An attack of Ménière’s symptoms, while not life-threatening, can feel completely overwhelming. The symptoms arise because of a change in fluid volume within the inner ear. But its underlying cause remains unknown. Scientists estimate that 6 in 10 people either get better on their own or can control their vertigo with diet, drugs or devices. In severe cases, surgical therapies can end the dizziness but might affect hearing.
NIH-funded researchers at the University of Washington are now exploring a new treatment option to stop a Ménière’s attack. An implant behind the ear is designed to control abnormal electrical activity in the nerve that sends balance information to the brain, bringing the sensation of spinning to a halt. The device is now being tested in clinical trials.
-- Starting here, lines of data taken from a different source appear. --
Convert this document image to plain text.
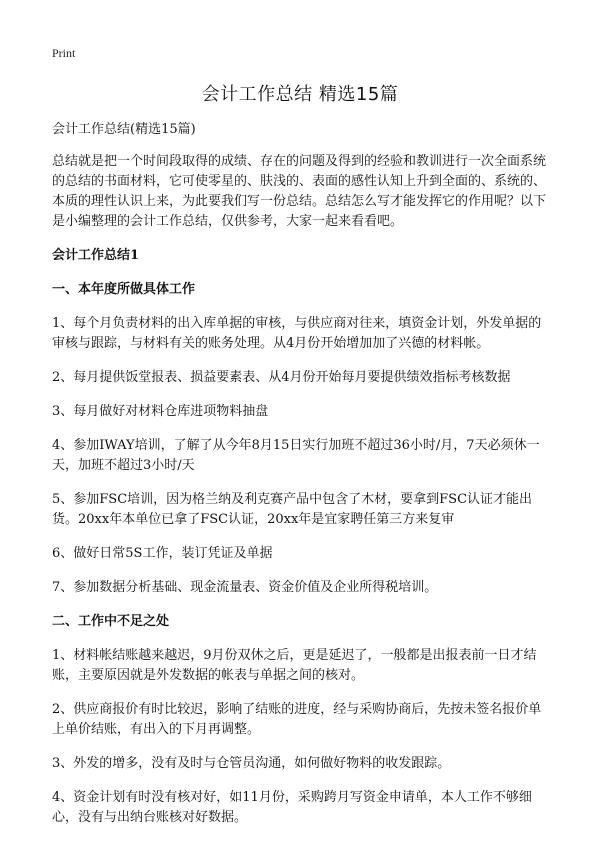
Print
会计工作总结 精选15篇

会计工作总结(精选15篇)

总结就是把一个时间段取得的成绩、存在的问题及得到的经验和教训进行一次全面系统的总结的书面材料，它可使零星的、肤浅的、表面的感性认知上升到全面的、系统的、本质的理性认识上来，为此要我们写一份总结。总结怎么写才能发挥它的作用呢？以下是小编整理的会计工作总结，仅供参考，大家一起来看看吧。

会计工作总结1

一、本年度所做具体工作

1、每个月负责材料的出入库单据的审核，与供应商对往来，填资金计划，外发单据的审核与跟踪，与材料有关的账务处理。从4月份开始增加加了兴德的材料帐。

2、每月提供饭堂报表、损益要素表、从4月份开始每月要提供绩效指标考核数据

3、每月做好对材料仓库进项物料抽盘

4、参加IWAY培训，了解了从今年8月15日实行加班不超过36小时/月，7天必须休一天，加班不超过3小时/天

5、参加FSC培训，因为格兰纳及利克赛产品中包含了木材，要拿到FSC认证才能出货。20xx年本单位已拿了FSC认证，20xx年是宜家聘任第三方来复审

6、做好日常5S工作，装订凭证及单据

7、参加数据分析基础、现金流量表、资金价值及企业所得税培训。

二、工作中不足之处

1、材料帐结账越来越迟，9月份双休之后，更是延迟了，一般都是出报表前一日才结账，主要原因就是外发数据的帐表与单据之间的核对。

2、供应商报价有时比较迟，影响了结账的进度，经与采购协商后，先按未签名报价单上单价结账，有出入的下月再调整。

3、外发的增多，没有及时与仓管员沟通，如何做好物料的收发跟踪。

4、资金计划有时没有核对好，如11月份，采购跨月写资金申请单，本人工作不够细心，没有与出纳台账核对好数据。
If you think you may have a balance disorder, talk with your health care provider. Your doctor can assess whether your symptoms might be caused by a serious disorder, such as a heart or blood condition. If an inner ear balance disorder is likely, you may be referred to a specialist such as an otolaryngologist, a doctor with expertise in the ear, nose and throat. You might receive a hearing test, a balance test and possibly an imaging study of the brain.
Work with your doctor to figure out how to cope with your dizziness on a daily basis and reduce your risk of injury. For example, wear low-heeled shoes or walking shoes outdoors. You might decide to try using a cane or walker. Safe, secure handrails in stairwells and grip handles in bathrooms can help make your home safer. Driving a car may be especially hazardous, so ask your doctor if it’s safe for you to drive.
A specialized rehabilitation therapist can give you a set of head, body and eye exercises to help reduce dizziness and nausea.
Meanwhile, researchers continue to work to develop new, more effective approaches. In one experimental rehabilitation strategy, now in clinical trials, scientists have created a “virtual reality” grocery store. It allows people with balance disorders to walk safely on a treadmill through computer-generated store aisles. While holding onto a grocery cart, they can look up and down, turn their heads and reach for items on virtual shelves. By doing this, they safely learn how to navigate an environment that can be challenging for someone with a balance problem.
“The key for people looking for treatment is to go to the best team of clinical experts that they can gain access to,” says Dr. Sklare. “It’s very important to get that level of assessment.”